Yes, this is Andrej Pejic modeling a push-up bra (that's beha, in Dutch). In addition to his successes on "both sides" of the runway, Pejic is booking both menswear and womenswear campaigns, and well-paying catalogue jobs. His latest is for Dutch retail chain Hema, modeling their women's lingerie — including Hema's "mega push-up bra," which must have mega properties indeed, because Pejic has no breasts to "push-up." His Sydney-based agent spoke with Australian fashion blog Frockwriter, saying the ads "[are] revolutionary ... I've never known a man to do a women's lingerie campaign before."
Pejic looks very pretty in the pictures, but of course — and such is the "power" of his androgynous features — he's likely to be mistaken for a female model by those who don't know who's who in modeling right now. However! The shoot is already becoming controversial in the Netherlands, where, realizing this is not a woman, citizens worry the ads will send a negative message to young women on a never-ending quest to get skinnier.

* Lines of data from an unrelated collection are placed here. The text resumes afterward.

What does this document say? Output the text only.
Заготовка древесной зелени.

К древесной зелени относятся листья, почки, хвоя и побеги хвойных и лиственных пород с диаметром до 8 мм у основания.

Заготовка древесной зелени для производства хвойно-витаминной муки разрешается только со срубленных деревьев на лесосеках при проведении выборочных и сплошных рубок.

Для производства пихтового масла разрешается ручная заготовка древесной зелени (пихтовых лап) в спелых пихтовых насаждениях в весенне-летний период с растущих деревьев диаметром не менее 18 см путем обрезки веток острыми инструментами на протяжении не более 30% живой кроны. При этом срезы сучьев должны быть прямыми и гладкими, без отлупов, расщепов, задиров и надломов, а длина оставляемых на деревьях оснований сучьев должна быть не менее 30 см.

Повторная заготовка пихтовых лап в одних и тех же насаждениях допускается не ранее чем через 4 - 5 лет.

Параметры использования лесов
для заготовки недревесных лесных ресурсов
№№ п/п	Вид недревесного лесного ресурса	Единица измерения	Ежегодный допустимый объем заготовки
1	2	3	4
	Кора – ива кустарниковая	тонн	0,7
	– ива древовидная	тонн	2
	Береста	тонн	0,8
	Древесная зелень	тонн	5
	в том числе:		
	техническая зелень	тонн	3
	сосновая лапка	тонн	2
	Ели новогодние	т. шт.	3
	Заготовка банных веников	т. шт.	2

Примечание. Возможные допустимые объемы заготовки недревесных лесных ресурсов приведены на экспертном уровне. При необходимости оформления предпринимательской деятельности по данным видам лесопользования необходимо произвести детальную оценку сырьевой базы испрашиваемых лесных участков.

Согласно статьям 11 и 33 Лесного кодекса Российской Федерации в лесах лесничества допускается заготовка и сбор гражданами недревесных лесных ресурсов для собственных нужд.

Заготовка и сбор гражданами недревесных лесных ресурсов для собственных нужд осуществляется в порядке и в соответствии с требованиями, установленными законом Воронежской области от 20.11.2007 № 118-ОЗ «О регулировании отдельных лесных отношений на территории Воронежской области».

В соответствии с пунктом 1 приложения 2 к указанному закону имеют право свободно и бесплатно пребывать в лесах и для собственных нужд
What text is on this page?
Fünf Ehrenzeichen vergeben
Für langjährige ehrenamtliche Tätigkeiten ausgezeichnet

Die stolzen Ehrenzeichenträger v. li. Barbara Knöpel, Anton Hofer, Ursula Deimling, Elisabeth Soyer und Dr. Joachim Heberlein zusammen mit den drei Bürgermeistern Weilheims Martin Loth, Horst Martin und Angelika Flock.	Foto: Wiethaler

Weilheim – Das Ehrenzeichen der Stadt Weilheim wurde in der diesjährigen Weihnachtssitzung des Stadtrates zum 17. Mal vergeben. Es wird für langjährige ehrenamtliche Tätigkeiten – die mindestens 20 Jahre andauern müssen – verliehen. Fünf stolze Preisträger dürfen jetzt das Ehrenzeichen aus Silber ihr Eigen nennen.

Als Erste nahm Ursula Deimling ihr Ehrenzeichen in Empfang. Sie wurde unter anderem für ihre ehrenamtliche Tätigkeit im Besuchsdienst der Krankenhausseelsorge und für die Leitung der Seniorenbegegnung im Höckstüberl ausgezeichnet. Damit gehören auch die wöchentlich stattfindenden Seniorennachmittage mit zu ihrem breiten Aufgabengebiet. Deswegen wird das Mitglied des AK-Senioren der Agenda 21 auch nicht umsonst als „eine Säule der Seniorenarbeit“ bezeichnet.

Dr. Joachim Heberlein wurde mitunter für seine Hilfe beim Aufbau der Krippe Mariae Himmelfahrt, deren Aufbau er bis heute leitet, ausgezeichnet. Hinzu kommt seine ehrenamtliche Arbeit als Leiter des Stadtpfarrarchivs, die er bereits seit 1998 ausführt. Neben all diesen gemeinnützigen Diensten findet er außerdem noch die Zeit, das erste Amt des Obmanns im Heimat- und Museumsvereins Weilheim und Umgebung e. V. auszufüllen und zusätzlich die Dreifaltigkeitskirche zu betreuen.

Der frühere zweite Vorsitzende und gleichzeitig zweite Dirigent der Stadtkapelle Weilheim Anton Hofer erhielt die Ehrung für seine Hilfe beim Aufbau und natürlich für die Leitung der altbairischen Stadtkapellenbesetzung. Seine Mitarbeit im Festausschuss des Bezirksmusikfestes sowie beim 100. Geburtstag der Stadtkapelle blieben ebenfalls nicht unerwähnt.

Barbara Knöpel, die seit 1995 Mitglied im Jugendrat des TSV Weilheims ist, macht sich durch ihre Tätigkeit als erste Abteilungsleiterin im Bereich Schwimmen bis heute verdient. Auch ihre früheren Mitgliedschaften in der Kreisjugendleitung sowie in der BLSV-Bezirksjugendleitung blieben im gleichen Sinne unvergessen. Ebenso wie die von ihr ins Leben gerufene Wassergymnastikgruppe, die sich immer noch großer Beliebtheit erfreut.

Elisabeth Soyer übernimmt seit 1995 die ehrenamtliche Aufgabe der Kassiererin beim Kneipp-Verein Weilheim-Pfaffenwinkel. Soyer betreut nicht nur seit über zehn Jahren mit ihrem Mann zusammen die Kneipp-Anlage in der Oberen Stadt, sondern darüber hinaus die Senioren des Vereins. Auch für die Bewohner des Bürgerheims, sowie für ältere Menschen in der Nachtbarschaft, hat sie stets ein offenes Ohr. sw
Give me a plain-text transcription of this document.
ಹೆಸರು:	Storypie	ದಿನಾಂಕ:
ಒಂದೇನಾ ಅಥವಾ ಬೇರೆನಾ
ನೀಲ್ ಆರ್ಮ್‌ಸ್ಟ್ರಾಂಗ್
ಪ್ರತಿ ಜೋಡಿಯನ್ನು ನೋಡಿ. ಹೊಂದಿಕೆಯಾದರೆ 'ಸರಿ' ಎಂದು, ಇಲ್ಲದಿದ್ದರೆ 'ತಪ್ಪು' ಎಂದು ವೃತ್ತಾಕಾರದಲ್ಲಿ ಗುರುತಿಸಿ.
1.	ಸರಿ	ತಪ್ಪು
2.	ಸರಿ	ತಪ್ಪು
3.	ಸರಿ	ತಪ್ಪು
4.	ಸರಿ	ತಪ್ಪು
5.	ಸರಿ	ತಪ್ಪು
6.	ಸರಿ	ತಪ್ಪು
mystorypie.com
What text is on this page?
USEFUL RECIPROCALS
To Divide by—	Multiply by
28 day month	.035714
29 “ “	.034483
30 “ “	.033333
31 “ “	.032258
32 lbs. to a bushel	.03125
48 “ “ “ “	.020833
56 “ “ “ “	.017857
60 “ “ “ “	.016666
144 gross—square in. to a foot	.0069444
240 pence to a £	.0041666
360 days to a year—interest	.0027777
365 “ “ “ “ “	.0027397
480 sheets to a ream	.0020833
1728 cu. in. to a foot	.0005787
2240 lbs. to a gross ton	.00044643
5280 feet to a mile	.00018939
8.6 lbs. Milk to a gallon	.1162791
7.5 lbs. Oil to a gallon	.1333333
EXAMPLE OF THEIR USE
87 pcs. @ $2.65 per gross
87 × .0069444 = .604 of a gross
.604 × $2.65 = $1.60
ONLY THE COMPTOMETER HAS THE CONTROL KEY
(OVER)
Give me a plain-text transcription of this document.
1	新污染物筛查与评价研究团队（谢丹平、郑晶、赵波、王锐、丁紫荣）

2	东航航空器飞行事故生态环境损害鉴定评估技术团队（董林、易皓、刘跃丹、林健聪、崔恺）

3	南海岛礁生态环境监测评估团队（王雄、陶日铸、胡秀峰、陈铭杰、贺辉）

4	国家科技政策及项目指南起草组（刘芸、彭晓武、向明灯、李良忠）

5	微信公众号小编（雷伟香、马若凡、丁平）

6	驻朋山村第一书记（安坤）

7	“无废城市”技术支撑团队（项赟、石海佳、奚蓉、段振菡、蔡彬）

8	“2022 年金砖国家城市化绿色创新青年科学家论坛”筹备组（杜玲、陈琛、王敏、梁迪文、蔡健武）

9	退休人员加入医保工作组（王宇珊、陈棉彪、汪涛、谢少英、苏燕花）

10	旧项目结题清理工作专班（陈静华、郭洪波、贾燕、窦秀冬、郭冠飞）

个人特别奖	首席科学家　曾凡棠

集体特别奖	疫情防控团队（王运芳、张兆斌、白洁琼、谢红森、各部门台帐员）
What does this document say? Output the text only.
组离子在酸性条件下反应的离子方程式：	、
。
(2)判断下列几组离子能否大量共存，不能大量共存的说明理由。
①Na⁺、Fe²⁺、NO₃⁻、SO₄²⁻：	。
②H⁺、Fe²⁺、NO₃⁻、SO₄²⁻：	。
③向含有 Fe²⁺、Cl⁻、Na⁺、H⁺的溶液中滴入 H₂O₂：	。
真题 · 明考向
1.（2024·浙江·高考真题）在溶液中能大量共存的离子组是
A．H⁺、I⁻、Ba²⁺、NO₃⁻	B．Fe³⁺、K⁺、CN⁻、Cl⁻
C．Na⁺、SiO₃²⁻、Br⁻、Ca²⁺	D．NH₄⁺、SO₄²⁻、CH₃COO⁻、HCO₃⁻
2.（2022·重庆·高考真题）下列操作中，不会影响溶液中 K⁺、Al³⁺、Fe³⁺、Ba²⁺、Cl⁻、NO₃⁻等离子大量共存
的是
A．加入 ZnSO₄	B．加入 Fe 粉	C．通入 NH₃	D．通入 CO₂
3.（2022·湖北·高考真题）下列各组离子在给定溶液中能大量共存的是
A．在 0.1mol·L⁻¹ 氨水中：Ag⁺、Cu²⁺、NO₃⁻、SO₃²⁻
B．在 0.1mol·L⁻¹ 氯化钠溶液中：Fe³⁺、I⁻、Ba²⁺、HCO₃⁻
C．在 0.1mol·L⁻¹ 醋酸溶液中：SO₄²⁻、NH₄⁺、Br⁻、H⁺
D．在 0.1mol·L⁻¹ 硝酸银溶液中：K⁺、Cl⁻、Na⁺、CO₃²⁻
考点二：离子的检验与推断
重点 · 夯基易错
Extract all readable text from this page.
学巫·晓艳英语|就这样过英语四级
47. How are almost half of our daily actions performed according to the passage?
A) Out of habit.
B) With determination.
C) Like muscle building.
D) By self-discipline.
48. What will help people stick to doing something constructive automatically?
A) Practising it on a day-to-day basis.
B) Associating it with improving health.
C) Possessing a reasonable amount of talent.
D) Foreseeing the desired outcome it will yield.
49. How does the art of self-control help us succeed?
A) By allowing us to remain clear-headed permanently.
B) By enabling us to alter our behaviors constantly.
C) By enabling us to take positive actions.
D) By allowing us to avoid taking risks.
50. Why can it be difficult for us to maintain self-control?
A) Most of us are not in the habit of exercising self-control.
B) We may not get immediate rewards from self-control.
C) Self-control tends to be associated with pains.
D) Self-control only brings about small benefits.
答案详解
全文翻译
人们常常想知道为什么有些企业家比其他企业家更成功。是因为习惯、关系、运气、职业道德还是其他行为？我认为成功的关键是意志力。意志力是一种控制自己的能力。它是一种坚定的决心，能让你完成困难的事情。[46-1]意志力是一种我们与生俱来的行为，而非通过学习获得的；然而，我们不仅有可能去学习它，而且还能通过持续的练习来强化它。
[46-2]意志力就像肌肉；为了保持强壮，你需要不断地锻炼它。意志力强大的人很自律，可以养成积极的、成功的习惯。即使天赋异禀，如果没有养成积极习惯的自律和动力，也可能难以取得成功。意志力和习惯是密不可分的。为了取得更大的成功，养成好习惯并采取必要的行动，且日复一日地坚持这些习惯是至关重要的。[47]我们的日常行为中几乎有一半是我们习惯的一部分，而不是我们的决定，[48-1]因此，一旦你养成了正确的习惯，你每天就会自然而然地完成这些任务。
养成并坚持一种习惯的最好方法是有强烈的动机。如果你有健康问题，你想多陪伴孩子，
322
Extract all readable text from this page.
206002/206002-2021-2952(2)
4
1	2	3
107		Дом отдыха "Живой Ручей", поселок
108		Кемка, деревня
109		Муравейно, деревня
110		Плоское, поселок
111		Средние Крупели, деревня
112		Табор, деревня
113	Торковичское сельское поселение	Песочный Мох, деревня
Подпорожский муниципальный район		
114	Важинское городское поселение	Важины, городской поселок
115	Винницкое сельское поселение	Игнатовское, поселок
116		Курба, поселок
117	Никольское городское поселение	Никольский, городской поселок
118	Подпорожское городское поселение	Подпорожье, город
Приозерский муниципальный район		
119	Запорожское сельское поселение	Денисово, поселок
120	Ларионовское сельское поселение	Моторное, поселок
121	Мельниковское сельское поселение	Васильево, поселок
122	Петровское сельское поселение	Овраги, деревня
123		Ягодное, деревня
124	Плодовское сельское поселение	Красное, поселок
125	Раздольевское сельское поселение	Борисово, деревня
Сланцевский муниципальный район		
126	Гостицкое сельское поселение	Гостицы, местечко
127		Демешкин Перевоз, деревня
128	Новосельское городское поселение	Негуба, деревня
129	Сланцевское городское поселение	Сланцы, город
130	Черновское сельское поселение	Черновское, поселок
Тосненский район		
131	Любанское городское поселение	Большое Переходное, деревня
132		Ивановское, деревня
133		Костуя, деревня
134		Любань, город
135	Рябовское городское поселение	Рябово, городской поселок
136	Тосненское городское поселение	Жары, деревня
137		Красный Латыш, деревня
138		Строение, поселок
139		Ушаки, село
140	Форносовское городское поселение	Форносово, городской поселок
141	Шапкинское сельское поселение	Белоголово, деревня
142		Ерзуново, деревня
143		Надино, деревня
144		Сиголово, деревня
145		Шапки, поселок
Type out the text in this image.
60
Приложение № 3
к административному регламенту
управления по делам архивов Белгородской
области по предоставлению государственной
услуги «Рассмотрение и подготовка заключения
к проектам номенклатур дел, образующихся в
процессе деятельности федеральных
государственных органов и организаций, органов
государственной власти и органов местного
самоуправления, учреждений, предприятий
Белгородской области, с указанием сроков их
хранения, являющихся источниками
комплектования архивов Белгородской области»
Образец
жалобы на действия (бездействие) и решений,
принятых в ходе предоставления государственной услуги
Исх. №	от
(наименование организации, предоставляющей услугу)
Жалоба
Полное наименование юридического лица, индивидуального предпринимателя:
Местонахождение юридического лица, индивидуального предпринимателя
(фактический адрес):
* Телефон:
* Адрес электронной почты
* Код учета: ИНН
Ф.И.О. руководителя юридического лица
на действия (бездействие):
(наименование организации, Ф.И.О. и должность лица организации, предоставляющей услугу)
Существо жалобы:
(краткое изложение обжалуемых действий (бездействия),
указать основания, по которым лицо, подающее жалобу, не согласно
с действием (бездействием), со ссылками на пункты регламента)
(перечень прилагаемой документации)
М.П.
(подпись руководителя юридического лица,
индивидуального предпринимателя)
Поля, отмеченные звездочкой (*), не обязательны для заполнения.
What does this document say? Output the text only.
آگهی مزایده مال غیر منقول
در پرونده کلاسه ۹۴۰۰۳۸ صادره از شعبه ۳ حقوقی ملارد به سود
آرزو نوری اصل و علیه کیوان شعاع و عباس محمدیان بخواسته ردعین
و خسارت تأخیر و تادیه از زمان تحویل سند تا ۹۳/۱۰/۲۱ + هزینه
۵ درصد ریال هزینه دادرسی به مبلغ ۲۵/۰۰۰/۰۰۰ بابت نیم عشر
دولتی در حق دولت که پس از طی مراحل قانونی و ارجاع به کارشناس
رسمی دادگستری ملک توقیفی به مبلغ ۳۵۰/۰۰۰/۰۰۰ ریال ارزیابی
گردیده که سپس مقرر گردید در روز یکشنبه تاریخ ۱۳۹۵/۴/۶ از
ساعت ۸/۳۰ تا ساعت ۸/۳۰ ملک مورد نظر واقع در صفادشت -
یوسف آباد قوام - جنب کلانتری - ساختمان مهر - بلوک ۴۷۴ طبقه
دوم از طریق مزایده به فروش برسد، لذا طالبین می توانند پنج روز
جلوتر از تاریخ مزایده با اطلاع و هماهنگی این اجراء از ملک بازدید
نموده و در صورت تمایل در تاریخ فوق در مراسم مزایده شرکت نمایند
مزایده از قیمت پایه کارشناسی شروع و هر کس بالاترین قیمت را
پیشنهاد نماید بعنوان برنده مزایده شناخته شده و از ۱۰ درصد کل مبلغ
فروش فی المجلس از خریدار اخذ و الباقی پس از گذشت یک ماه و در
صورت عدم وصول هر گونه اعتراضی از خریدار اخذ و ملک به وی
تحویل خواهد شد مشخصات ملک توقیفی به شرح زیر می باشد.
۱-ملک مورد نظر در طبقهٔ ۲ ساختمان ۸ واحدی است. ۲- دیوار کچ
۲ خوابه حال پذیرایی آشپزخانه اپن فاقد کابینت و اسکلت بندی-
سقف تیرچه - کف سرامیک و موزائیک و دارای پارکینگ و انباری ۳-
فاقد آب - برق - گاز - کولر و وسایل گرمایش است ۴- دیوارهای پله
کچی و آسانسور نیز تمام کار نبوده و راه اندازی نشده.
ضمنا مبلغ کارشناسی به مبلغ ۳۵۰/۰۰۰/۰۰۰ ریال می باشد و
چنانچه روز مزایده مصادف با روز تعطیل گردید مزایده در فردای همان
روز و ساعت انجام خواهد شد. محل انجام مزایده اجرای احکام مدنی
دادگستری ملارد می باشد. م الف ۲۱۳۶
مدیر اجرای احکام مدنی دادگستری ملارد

How Pejic came to be working what appears to be a solid B-cup is answered easily enough (gym socks, chicken cutlets, small balloons, etc.), but the question of what message this sends to Hema's lingerie's buyers is more awkward — and seems certain to foster a new round of opinion pieces about how lazy (and often, gay male) fashion designers only want to design women's clothing for boy-ish frames. But is it more problematic for girls with body-image issues to see a male body in ads for women's lingerie, or on a fake one entirely? And why are these even viable options when, gosh, there are a lot of women out there with undies-campaign-worthy physiques?